When I expand along the first row, the result isn't equal to 1.
From the first expansion, you get:
x^3 - b^2x

There's no x^3 in the other expansions to cancel the x^3 already there. How can I be equal to 0?
• Oct 4th 2006, 09:22 AM
ThePerfectHacker
Quote:

Originally Posted by kgpretty
When I expand along the first row, the result isn't equal to 1.
From the first expansion, you get:
x^3 - b^2x

There's no x^3 in the other expansions to cancel the x^3 already there.

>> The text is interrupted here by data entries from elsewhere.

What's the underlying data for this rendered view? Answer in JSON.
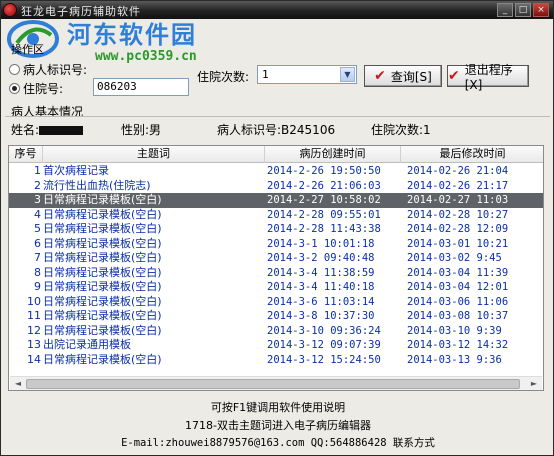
{
  "window": {
    "title": "狂龙电子病历辅助软件",
    "minimize": "_",
    "maximize": "□",
    "close": "×"
  },
  "watermark": {
    "site_name": "河东软件园",
    "url": "www.pc0359.cn"
  },
  "query": {
    "group_label": "操作区",
    "radio_patient_id": "病人标识号:",
    "radio_admission_no": "住院号:",
    "selected_radio": "admission_no",
    "admission_no_value": "086203",
    "visit_count_label": "住院次数:",
    "visit_count_value": "1",
    "search_button": "查询[S]",
    "exit_button": "退出程序[X]"
  },
  "patient": {
    "section_title": "病人基本情况",
    "name_label": "姓名:",
    "sex_label": "性别:",
    "sex_value": "男",
    "patient_id_label": "病人标识号:",
    "patient_id_value": "B245106",
    "visit_label": "住院次数:",
    "visit_value": "1"
  },
  "table": {
    "columns": [
      "序号",
      "主题词",
      "病历创建时间",
      "最后修改时间"
    ],
    "selected_index": 2,
    "rows": [
      {
        "no": "1",
        "subject": "首次病程记录",
        "created": "2014-2-26 19:50:50",
        "modified": "2014-02-26 21:04"
      },
      {
        "no": "2",
        "subject": "流行性出血热(住院志)",
        "created": "2014-2-26 21:06:03",
        "modified": "2014-02-26 21:17"
      },
      {
        "no": "3",
        "subject": "日常病程记录模板(空白)",
        "created": "2014-2-27 10:58:02",
        "modified": "2014-02-27 11:03"
      },
      {
        "no": "4",
        "subject": "日常病程记录模板(空白)",
        "created": "2014-2-28 09:55:01",
        "modified": "2014-02-28 10:27"
      },
      {
        "no": "5",
        "subject": "日常病程记录模板(空白)",
        "created": "2014-2-28 11:43:38",
        "modified": "2014-02-28 12:09"
      },
      {
        "no": "6",
        "subject": "日常病程记录模板(空白)",
        "created": "2014-3-1 10:01:18",
        "modified": "2014-03-01 10:21"
      },
      {
        "no": "7",
        "subject": "日常病程记录模板(空白)",
        "created": "2014-3-2 09:40:48",
        "modified": "2014-03-02 9:45"
      },
      {
        "no": "8",
        "subject": "日常病程记录模板(空白)",
        "created": "2014-3-4 11:38:59",
        "modified": "2014-03-04 11:39"
      },
      {
        "no": "9",
        "subject": "日常病程记录模板(空白)",
        "created": "2014-3-4 11:40:18",
        "modified": "2014-03-04 12:01"
      },
      {
        "no": "10",
        "subject": "日常病程记录模板(空白)",
        "created": "2014-3-6 11:03:14",
        "modified": "2014-03-06 11:06"
      },
      {
        "no": "11",
        "subject": "日常病程记录模板(空白)",
        "created": "2014-3-8 10:37:30",
        "modified": "2014-03-08 10:37"
      },
      {
        "no": "12",
        "subject": "日常病程记录模板(空白)",
        "created": "2014-3-10 09:36:24",
        "modified": "2014-03-10 9:39"
      },
      {
        "no": "13",
        "subject": "出院记录通用模板",
        "created": "2014-3-12 09:07:39",
        "modified": "2014-03-12 14:32"
      },
      {
        "no": "14",
        "subject": "日常病程记录模板(空白)",
        "created": "2014-3-12 15:24:50",
        "modified": "2014-03-13 9:36"
      }
    ]
  },
  "footer": {
    "line1": "可按F1键调用软件使用说明",
    "line2": "1718-双击主题词进入电子病历编辑器",
    "line3": "E-mail:zhouwei8879576@163.com QQ:564886428 联系方式"
  },
  "colors": {
    "title_bar": "#222222",
    "link_text": "#0a2fa8",
    "selected_row": "#5f6266",
    "watermark_blue": "#2f7fd9",
    "watermark_green": "#2a9a2a",
    "button_check": "#c81a1a"
  },
  "icons": {
    "app": "app-icon",
    "search_button": "check-icon",
    "exit_button": "check-icon"
  }
}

How can I be equal to 0?

Expand it each determinant.
x(x^2-b^2)-a(ax-ab)+b(ab-ax)=0
Thus,
x^3-xb^2-a^2x+a^2b+ab^2-abx=0
Thus,
x^3-x(b^2-ab+a^2)+a^2b+ab^2=0
• Oct 4th 2006, 05:31 PM
kgpretty
Quote:

Originally Posted by ThePerfectHacker
Expand it each determinant.
x(x^2-b^2)-a(ax-ab)+b(ab-ax)=0
Thus,
x^3-xb^2-a^2x+a^2b+ab^2-abx=0
Thus,
x^3-x(b^2-ab+a^2)+a^2b+ab^2=0

I'm sorry, I don't get it.
How does x^3-x(b^2-ab+a^2)+a^2b+ab^2 equal to 0?
• Oct 4th 2006, 05:37 PM
ThePerfectHacker
Quote:

Originally Posted by kgpretty
I'm sorry, I don't get it.
How does x^3-x(b^2-ab+a^2)+a^2b+ab^2 equal to 0?

Because the left hand side (determiant) was expaned into this equation. Now the problem says to solve when it is equal to zero.